Algo así? http://www.lapis-semi.com/en/semicon/sensor/ml8511.html


----------



## ilcapo (Jun 25, 2013)

GENIAL ! ese debe ser el sensor que usan muchos dispositivos ! igual no creo que se consiga en argentina


----------



## josemaX (Jun 25, 2013)

Ni en España, creo!, parece que hay que ir a sitios de venta desde Asia para conseguirlos. No se como está eso en Argentina.

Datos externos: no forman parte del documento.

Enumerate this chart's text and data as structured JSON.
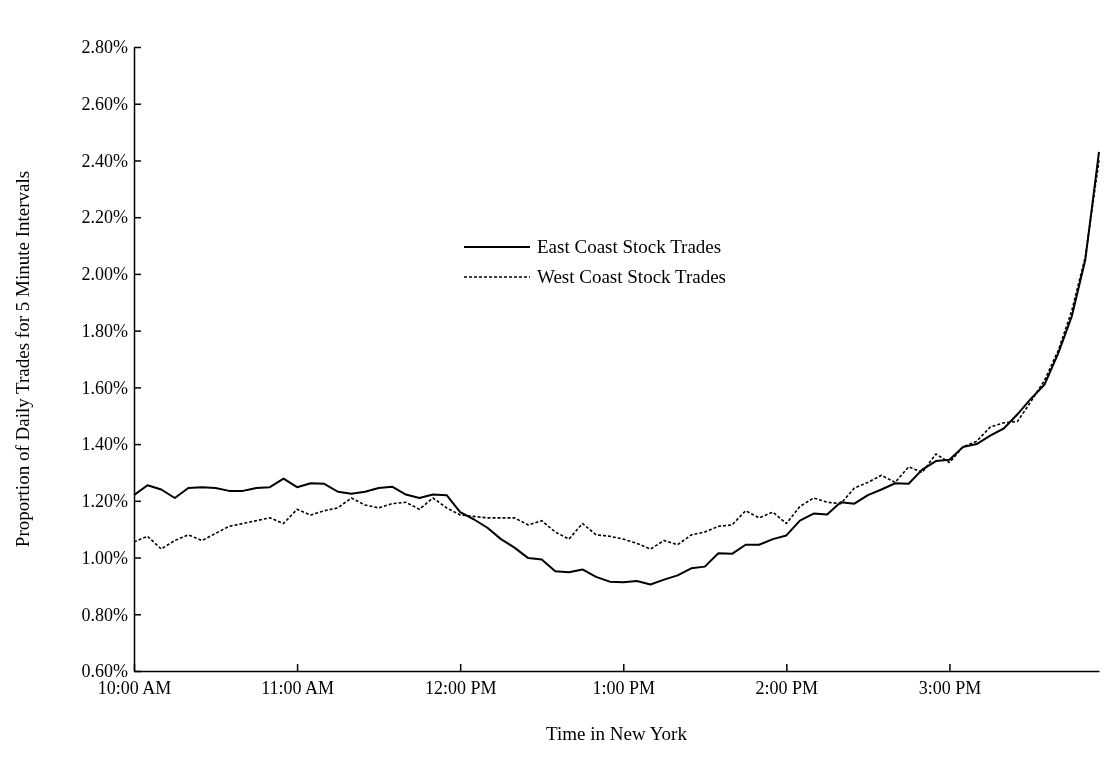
{
  "chart_data": {
    "type": "line",
    "xlabel": "Time in New York",
    "ylabel": "Proportion of Daily Trades for 5 Minute Intervals",
    "x": [
      10,
      10.083,
      10.167,
      10.25,
      10.333,
      10.417,
      10.5,
      10.583,
      10.667,
      10.75,
      10.833,
      10.917,
      11,
      11.083,
      11.167,
      11.25,
      11.333,
      11.417,
      11.5,
      11.583,
      11.667,
      11.75,
      11.833,
      11.917,
      12,
      12.083,
      12.167,
      12.25,
      12.333,
      12.417,
      12.5,
      12.583,
      12.667,
      12.75,
      12.833,
      12.917,
      13,
      13.083,
      13.167,
      13.25,
      13.333,
      13.417,
      13.5,
      13.583,
      13.667,
      13.75,
      13.833,
      13.917,
      14,
      14.083,
      14.167,
      14.25,
      14.333,
      14.417,
      14.5,
      14.583,
      14.667,
      14.75,
      14.833,
      14.917,
      15,
      15.083,
      15.167,
      15.25,
      15.333,
      15.417,
      15.5,
      15.583,
      15.667,
      15.75,
      15.833,
      15.917
    ],
    "series": [
      {
        "name": "East Coast Stock Trades",
        "color": "#000000",
        "line_style": "solid",
        "values": [
          1.22,
          1.255,
          1.24,
          1.21,
          1.245,
          1.248,
          1.245,
          1.235,
          1.235,
          1.245,
          1.248,
          1.278,
          1.248,
          1.262,
          1.26,
          1.232,
          1.225,
          1.232,
          1.245,
          1.25,
          1.222,
          1.21,
          1.222,
          1.22,
          1.16,
          1.135,
          1.105,
          1.065,
          1.035,
          0.998,
          0.993,
          0.952,
          0.948,
          0.958,
          0.932,
          0.915,
          0.913,
          0.917,
          0.905,
          0.922,
          0.937,
          0.962,
          0.968,
          1.015,
          1.013,
          1.045,
          1.045,
          1.065,
          1.078,
          1.13,
          1.155,
          1.152,
          1.195,
          1.19,
          1.22,
          1.24,
          1.262,
          1.26,
          1.31,
          1.34,
          1.345,
          1.39,
          1.4,
          1.43,
          1.455,
          1.505,
          1.56,
          1.61,
          1.72,
          1.85,
          2.05,
          2.43
        ]
      },
      {
        "name": "West Coast Stock Trades",
        "color": "#000000",
        "line_style": "dotted",
        "values": [
          1.055,
          1.075,
          1.03,
          1.06,
          1.08,
          1.06,
          1.085,
          1.11,
          1.12,
          1.13,
          1.14,
          1.12,
          1.17,
          1.15,
          1.165,
          1.175,
          1.21,
          1.185,
          1.175,
          1.19,
          1.195,
          1.17,
          1.21,
          1.175,
          1.15,
          1.145,
          1.14,
          1.14,
          1.14,
          1.115,
          1.13,
          1.09,
          1.065,
          1.12,
          1.08,
          1.075,
          1.065,
          1.05,
          1.03,
          1.06,
          1.045,
          1.08,
          1.09,
          1.11,
          1.115,
          1.165,
          1.14,
          1.16,
          1.12,
          1.18,
          1.21,
          1.195,
          1.19,
          1.245,
          1.265,
          1.29,
          1.265,
          1.32,
          1.3,
          1.365,
          1.335,
          1.39,
          1.41,
          1.46,
          1.475,
          1.48,
          1.55,
          1.625,
          1.73,
          1.87,
          2.06,
          2.4
        ]
      }
    ],
    "xlim": [
      10,
      15.917
    ],
    "xticks": [
      {
        "value": 10,
        "label": "10:00 AM"
      },
      {
        "value": 11,
        "label": "11:00 AM"
      },
      {
        "value": 12,
        "label": "12:00 PM"
      },
      {
        "value": 13,
        "label": "1:00 PM"
      },
      {
        "value": 14,
        "label": "2:00 PM"
      },
      {
        "value": 15,
        "label": "3:00 PM"
      }
    ],
    "ylim": [
      0.6,
      2.8
    ],
    "yticks": [
      {
        "value": 0.6,
        "label": "0.60%"
      },
      {
        "value": 0.8,
        "label": "0.80%"
      },
      {
        "value": 1.0,
        "label": "1.00%"
      },
      {
        "value": 1.2,
        "label": "1.20%"
      },
      {
        "value": 1.4,
        "label": "1.40%"
      },
      {
        "value": 1.6,
        "label": "1.60%"
      },
      {
        "value": 1.8,
        "label": "1.80%"
      },
      {
        "value": 2.0,
        "label": "2.00%"
      },
      {
        "value": 2.2,
        "label": "2.20%"
      },
      {
        "value": 2.4,
        "label": "2.40%"
      },
      {
        "value": 2.6,
        "label": "2.60%"
      },
      {
        "value": 2.8,
        "label": "2.80%"
      }
    ],
    "grid": false,
    "legend": "top",
    "marker": "none"
  }
}
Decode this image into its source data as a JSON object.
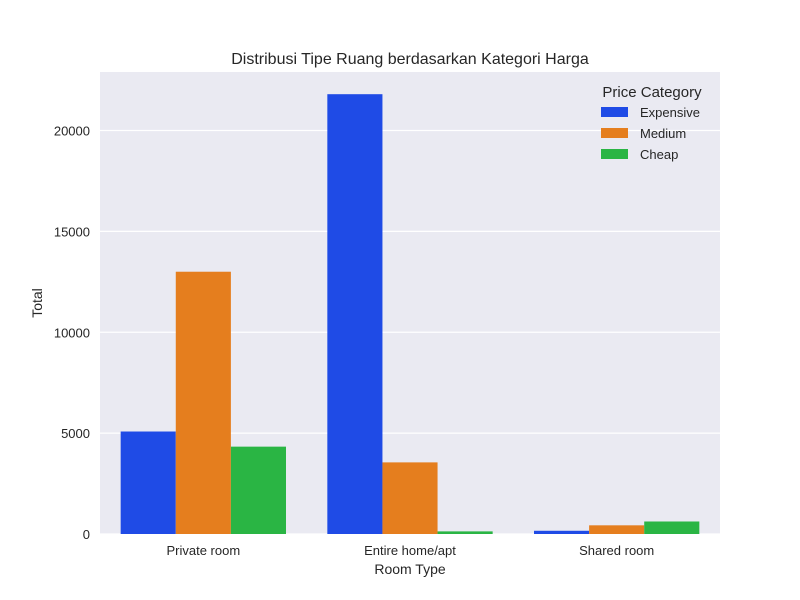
{
  "chart_data": {
    "type": "bar",
    "title": "Distribusi Tipe Ruang berdasarkan Kategori Harga",
    "xlabel": "Room Type",
    "ylabel": "Total",
    "categories": [
      "Private room",
      "Entire home/apt",
      "Shared room"
    ],
    "series": [
      {
        "name": "Expensive",
        "color": "#1f4be6",
        "values": [
          5080,
          21800,
          160
        ]
      },
      {
        "name": "Medium",
        "color": "#e57e1e",
        "values": [
          13000,
          3550,
          430
        ]
      },
      {
        "name": "Cheap",
        "color": "#2ab544",
        "values": [
          4330,
          130,
          620
        ]
      }
    ],
    "ylim": [
      0,
      22900
    ],
    "yticks": [
      0,
      5000,
      10000,
      15000,
      20000
    ],
    "grid": true,
    "legend": {
      "title": "Price Category",
      "placement": "top-right"
    },
    "colors": {
      "plot_background": "#eaeaf2",
      "grid": "#ffffff"
    }
  }
}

He encontrado un documento de aplicación: http://www.nuevaelectronica.com/pdf/productos/LX_1714.pdf


----------



## palurdo (Jun 25, 2013)

Bueno, no se si sabiais que un led se puede usar como fotodiodo polarizando en inversa, lo unico es que solo es sensible a longitudes de onda iguales o mas cortas que la frecuencia de emision del led. Es decir un led rojo es sensible a todos los colores, uno verde al verde, azul, violeta... uno azul al azul, violeta... y un led UV... (bueno pues ahi dejo eso) buscad "les as photodiode" en google para mas info.


----------



## aquileslor (Jun 25, 2013)

Ese sensor pude servirles, pues se nota que es un fotodiodo con filtro óptico integrado, pero tengan en cuenta que no es lineal en su salida. Lo dice en el anuncio : mayor sensibilidad en 360 nm. Habría que ver si es sensible a 240-250 nm, que es la que se usa para borrar las Eprom. Habría que probarlo.
Lo de usar leds de UV como detectores, los de UV reales son muy caros y hay que importarlos indefectiblemente. Y no son de rango amplio como este que se ve que es de silicio.


----------



## enbudle (Jun 26, 2013)

el filtro es el cristal de wood, y de echo es el mismo con que hacen las lamparas uv. pero las de "luz negra". aunque creo que tambien deja pasar ir


----------



## palurdo (Jun 26, 2013)

> Lo de usar leds de UV como detectores, los de UV reales son muy caros y hay que importarlos indefectiblemente. Y no son de rango amplio como este que se ve que es de silicio.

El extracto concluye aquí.